With a week before the Iowa caucuses, the pressure is on for what's shaping up to be a tight race between Sen. Bernie Sanders and Former Secretary of State Hillary Clinton for the Democratic nomination. Tonight's Democratic Town Hall held in Drake University in Des Moines, IA. gives the two a chance to go head-to-head on the issues. Then, the question with a week to go until the crucial Iowa caucuses becomes, what are the issues? And, more importantly, what questions does Twitter want answered?
A quick scan of the social media platform revealed at least some of what people wanted answered during Monday's discussion. There were several hot-button issues that the American electorate wanted the three Democratic candidates to answer during the CNN-aired town hall, with five in particular standing out from the rest.
Many of them came as no surprise. After all, these were the issues that have been making headlines. But the town hall was gave the nation's top Democratic voices — the people who have made it this far in the race to the Oval Office — a chance to offer remarks which elucidated their views on issues that meant something to the Democratic party. So what was Twitter itching to discuss the most?
Where do each of the candidates stand on issues of immigration? Whoever wins the Democratic nod is likely going to face some tough opposition on immigration from the Republicans. Going into the town hall much of Twitter was waiting to see which candidate would make an argument that could defeat the GOP when it came to immigration laws.
On Monday night, Clinton did touch on the issue, referring to GOP front-runner Donald Trump's immigration stances "not only shameful and contrary to our values", but dangerous as well.
Gun Control Reform
Sanders and Clinton have different stances on gun control reform, and the Democratic Town Hall heard the two sound off on what role the federal government should have in regulating firearms and all laws surrounding guns.
Sanders in particular stole the opportunity on Monday night to suggest that, if given the opportunity to do so, he'd reconsider support of a 2005 gun liability law on which he had previously voted no.
Although President Obama made great strides to bring attention to the fact that people need to start taking care of the planet, especially with the success of the Paris Climate Change Conference of 2015, there's lots of work to be done. The next president will need to pick up where Obama left off.
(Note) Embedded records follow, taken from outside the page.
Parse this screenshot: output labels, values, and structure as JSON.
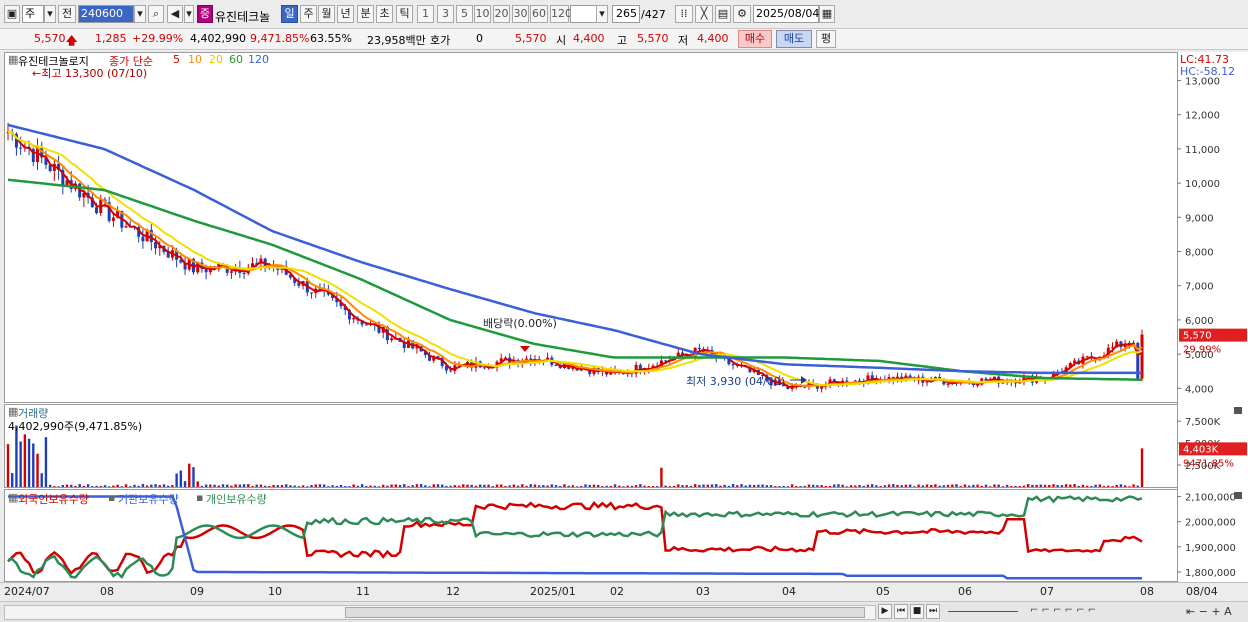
{
  "toolbar": {
    "period_label": "주",
    "prev_label": "전",
    "code": "240600",
    "type_badge": "증",
    "stock_name": "유진테크놀",
    "periods": [
      "일",
      "주",
      "월",
      "년",
      "분",
      "초",
      "틱"
    ],
    "intervals": [
      "1",
      "3",
      "5",
      "10",
      "20",
      "30",
      "60",
      "120"
    ],
    "count": "265",
    "total": "/427",
    "date": "2025/08/04"
  },
  "quote": {
    "price": "5,570",
    "change": "1,285",
    "change_pct": "+29.99%",
    "volume": "4,402,990",
    "volume_pct": "9,471.85%",
    "turnover": "63.55%",
    "amount": "23,958백만",
    "bid_label": "호가",
    "bid_value": "0",
    "hoga_price": "5,570",
    "open_label": "시",
    "open": "4,400",
    "high_label": "고",
    "high": "5,570",
    "low_label": "저",
    "low": "4,400",
    "buy_label": "매수",
    "sell_label": "매도",
    "eval_label": "평"
  },
  "price_panel": {
    "title": "유진테크놀로지",
    "ma_label": "종가 단순",
    "ma_periods": [
      "5",
      "10",
      "20",
      "60",
      "120"
    ],
    "ma_colors": [
      "#d40000",
      "#ff8c00",
      "#f0e000",
      "#1f9a3a",
      "#3a5fd8"
    ],
    "max_note": "←최고 13,300 (07/10)",
    "min_note": "최저 3,930 (04/09)",
    "dividend_note": "배당락(0.00%)",
    "lc": "LC:41.73",
    "hc": "HC:-58.12",
    "current_tag": "5,570",
    "current_pct": "29.99%",
    "y_ticks": [
      "13,000",
      "12,000",
      "11,000",
      "10,000",
      "9,000",
      "8,000",
      "7,000",
      "6,000",
      "5,000",
      "4,000"
    ]
  },
  "volume_panel": {
    "title": "거래량",
    "value_note": "4,402,990주(9,471.85%)",
    "y_ticks": [
      "7,500K",
      "5,000K",
      "2,500K"
    ],
    "current_tag": "4,403K",
    "current_pct": "9471.85%"
  },
  "holding_panel": {
    "legend": [
      "외국인보유수량",
      "기관보유수량",
      "개인보유수량"
    ],
    "colors": [
      "#d40000",
      "#3a5fd8",
      "#2e8b57"
    ],
    "y_ticks": [
      "2,100,000",
      "2,000,000",
      "1,900,000",
      "1,800,000"
    ]
  },
  "x_axis": {
    "labels": [
      "2024/07",
      "08",
      "09",
      "10",
      "11",
      "12",
      "2025/01",
      "02",
      "03",
      "04",
      "05",
      "06",
      "07",
      "08"
    ],
    "right_label": "08/04"
  },
  "chart_data": {
    "type": "candlestick",
    "title": "유진테크놀로지",
    "x": [
      "2024/07",
      "08",
      "09",
      "10",
      "11",
      "12",
      "2025/01",
      "02",
      "03",
      "04",
      "05",
      "06",
      "07",
      "08"
    ],
    "series": [
      {
        "name": "종가",
        "values": [
          11500,
          9200,
          7500,
          7600,
          6000,
          4600,
          4900,
          4400,
          5100,
          4000,
          4300,
          4200,
          4300,
          5570
        ]
      },
      {
        "name": "120",
        "values": [
          11700,
          11000,
          9800,
          8600,
          7700,
          6900,
          6200,
          5700,
          5000,
          4700,
          4600,
          4500,
          4450,
          4450
        ]
      },
      {
        "name": "60",
        "values": [
          10100,
          9800,
          8900,
          8200,
          7200,
          6000,
          5300,
          4900,
          4900,
          4900,
          4800,
          4500,
          4300,
          4250
        ]
      }
    ],
    "annotations": [
      "최고 13,300 (07/10)",
      "최저 3,930 (04/09)",
      "배당락(0.00%)"
    ],
    "ylim": [
      3600,
      13600
    ]
  }
}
On Monday night, Clinton and Sanders did indeed spar over the topic, with Sanders suggesting that Clinton wasn't serious about combatting the trend.
Paid Sick Leave
Many workers are concerned about the lack of paid sick leave in the U.S. There's currently no federal mandate that advocates for paid family leave either, which is another issue that's on the minds of many Americans.
Unfortunately, on Monday night, the topic went largely untouched.
With abortion still a hot topic and Planned Parenthood under attack by Congress in late 2015, reproductive rights (or as I like to call them, Civil Rights) remain important to Democrats. At Monday's town hall, however, the topic was not directly addressed.
As important as these issues are, voters are also thinking hard about which candidate can help make the transition from President Obama's administration as seamless as possible, while moving forward the ideals of the Democratic party. For now, it seems that a few of the electorate's biggest questions remain unanswered.